第10隊は監視カメラだけでなく、被害に遭った一般客が撮っていたビデオ映像も解析した。そして、そのうちの一つに、少年の両親と糸川が会話している姿が写っていた。その口の動きを第10隊は解析し、彼の両親が何を言っていたのかを明らかにした。
その内容の1つに、少年の母親が『そんなものは知らない』『持っていない』というセリフがあった。斗真は、もしかすると何か少年に託していたのではないか、そう考えたのだ。
斗真は少年に向き合い、尋ねた。
「もしかして勝輝君、なにかご両親から大事なモノを受け取ったり、どこか隠し場所を聞いていたりしないかな?」
「……あ」
少年は思わず声を上げてから慌てて口をふさいだ。
流石に、まだ知り合って間もないこの男に、あのペンダントのことを言うのははばかられた。だが――
「なにか、知っているのかな?」
「――」
「ああ、いや、無理に答える必要はないんだ。でも、もし、お父さんとお母さんから何か言われているのであれば――」
「ペンダント」
「え?」
少年はあることに気づいた。
いま、自分はあのペンダントを持っていない、と。あれだけ苦心して探し出した、唯一母親から守ってくれと言われたあのペンダントを、今、自分は持っていないと。それが少年にとって何よりも問題だった。だから、少年はあのペンダントがどこにあるのかを斗真に聞いた。
「え?ぺ、ペンダント?」
「そう。お母さんに大事にもってろって言われたペンダントがある。星の形をしたやつ。ここにない!?」
「ええと、ちょっと待っててね。あの爆破の時にその場にあったものは、別の場所に保管されているんだ。これから同僚に聞いてみるよ。」
斗真は右腕に付けたホログラムを操作し、同僚に連絡しようとする。
だが、その動きは少年のある言葉で止まった。
「そう。その真ん中に、真っ赤に光る石があるんだ。」
「え――なんだって?」
斗真が目を見開いて少年を見る。口は空いたりふさがったりとまるで魚のようだ。
「うん。赤い石だよ。」
「そ、それって――何か、ご両親たち言っていなかったかい?それが、何かを。」
「言ってたよ。とっても大切なモノだって。確か――」
『賢者の石』って。
読んでいただき、ありがとうございます!
まだすっきりしない部分も多いですが、これからどんどん勝輝の秘密に近づいていきます。
賢者の石・・・・・・ざわざわ!
さて、この白井斗真ですが、少年にとって非常に大きな意味をもつ人間の1人です。
そして、彼は『主治医』と言っていますが――?あれ?変ですね。『主治医』といえば『飯島』という老人がいたはずですが・・・・・・??

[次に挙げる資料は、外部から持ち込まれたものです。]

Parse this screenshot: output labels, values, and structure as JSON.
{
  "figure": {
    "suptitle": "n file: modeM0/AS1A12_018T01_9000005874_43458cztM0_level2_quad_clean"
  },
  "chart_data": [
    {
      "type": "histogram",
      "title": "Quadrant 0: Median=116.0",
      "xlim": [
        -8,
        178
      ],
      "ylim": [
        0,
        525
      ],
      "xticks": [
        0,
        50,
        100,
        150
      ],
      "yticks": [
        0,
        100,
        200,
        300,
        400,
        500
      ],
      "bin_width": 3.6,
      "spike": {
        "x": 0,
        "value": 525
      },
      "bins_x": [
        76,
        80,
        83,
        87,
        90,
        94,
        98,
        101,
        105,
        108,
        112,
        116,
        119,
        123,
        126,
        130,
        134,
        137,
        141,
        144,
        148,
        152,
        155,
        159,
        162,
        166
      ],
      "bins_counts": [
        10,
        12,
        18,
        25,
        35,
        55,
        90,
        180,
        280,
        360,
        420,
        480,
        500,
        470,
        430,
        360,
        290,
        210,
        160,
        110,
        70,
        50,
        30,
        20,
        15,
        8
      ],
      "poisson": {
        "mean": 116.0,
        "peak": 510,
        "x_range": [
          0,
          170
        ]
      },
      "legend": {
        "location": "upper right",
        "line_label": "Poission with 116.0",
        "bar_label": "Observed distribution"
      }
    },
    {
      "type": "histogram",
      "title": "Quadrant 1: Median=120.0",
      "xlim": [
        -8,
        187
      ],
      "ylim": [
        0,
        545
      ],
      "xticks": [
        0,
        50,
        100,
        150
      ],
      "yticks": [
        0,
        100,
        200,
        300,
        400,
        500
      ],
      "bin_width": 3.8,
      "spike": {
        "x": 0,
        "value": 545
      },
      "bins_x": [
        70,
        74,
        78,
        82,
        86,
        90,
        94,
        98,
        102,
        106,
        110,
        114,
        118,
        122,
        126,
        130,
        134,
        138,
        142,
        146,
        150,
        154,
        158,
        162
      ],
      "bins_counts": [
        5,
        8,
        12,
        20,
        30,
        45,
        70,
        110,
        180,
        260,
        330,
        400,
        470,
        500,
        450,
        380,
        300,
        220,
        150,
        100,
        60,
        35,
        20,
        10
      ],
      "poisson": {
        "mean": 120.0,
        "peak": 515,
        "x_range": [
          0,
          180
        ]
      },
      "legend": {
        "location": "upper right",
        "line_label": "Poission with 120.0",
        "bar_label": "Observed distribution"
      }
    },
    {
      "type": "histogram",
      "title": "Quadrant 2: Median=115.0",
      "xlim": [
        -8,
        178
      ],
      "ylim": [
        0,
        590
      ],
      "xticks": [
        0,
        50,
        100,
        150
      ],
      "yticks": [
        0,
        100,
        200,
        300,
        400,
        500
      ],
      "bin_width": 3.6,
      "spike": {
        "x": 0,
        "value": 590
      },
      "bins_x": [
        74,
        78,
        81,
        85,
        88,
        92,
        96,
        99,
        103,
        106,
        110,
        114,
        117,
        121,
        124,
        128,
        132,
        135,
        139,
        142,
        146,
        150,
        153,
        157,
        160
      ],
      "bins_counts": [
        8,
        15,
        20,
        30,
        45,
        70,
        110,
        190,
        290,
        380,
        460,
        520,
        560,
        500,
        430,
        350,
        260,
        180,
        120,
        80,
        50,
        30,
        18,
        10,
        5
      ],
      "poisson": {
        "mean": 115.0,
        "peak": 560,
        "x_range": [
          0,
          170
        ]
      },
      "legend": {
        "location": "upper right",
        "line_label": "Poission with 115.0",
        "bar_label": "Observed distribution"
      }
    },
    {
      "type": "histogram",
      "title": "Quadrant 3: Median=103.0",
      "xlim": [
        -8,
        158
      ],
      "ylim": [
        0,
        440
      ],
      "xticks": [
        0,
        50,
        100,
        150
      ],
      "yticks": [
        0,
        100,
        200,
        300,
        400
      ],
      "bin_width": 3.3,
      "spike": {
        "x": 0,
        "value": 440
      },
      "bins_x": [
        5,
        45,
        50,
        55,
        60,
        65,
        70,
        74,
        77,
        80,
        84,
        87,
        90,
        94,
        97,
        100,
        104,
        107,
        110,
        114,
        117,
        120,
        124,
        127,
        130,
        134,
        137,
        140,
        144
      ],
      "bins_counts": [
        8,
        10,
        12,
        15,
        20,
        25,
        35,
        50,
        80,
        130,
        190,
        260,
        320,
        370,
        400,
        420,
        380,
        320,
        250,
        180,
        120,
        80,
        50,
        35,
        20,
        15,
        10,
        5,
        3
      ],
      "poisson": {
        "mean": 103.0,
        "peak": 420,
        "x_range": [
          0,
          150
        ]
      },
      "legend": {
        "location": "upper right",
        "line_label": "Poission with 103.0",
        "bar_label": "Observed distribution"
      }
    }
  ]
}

そして、白井斗真の持つ『疑似治癒能力』に関して一言。
彼の能力名が『疑似』になっている点に注意していただけると、今後のこの世界における『能力』の面白さを楽しんでいただけるかと思います。この話を読んでいただいている方の中には、もう予想している方がいらっしゃるかもしれませんが(笑)。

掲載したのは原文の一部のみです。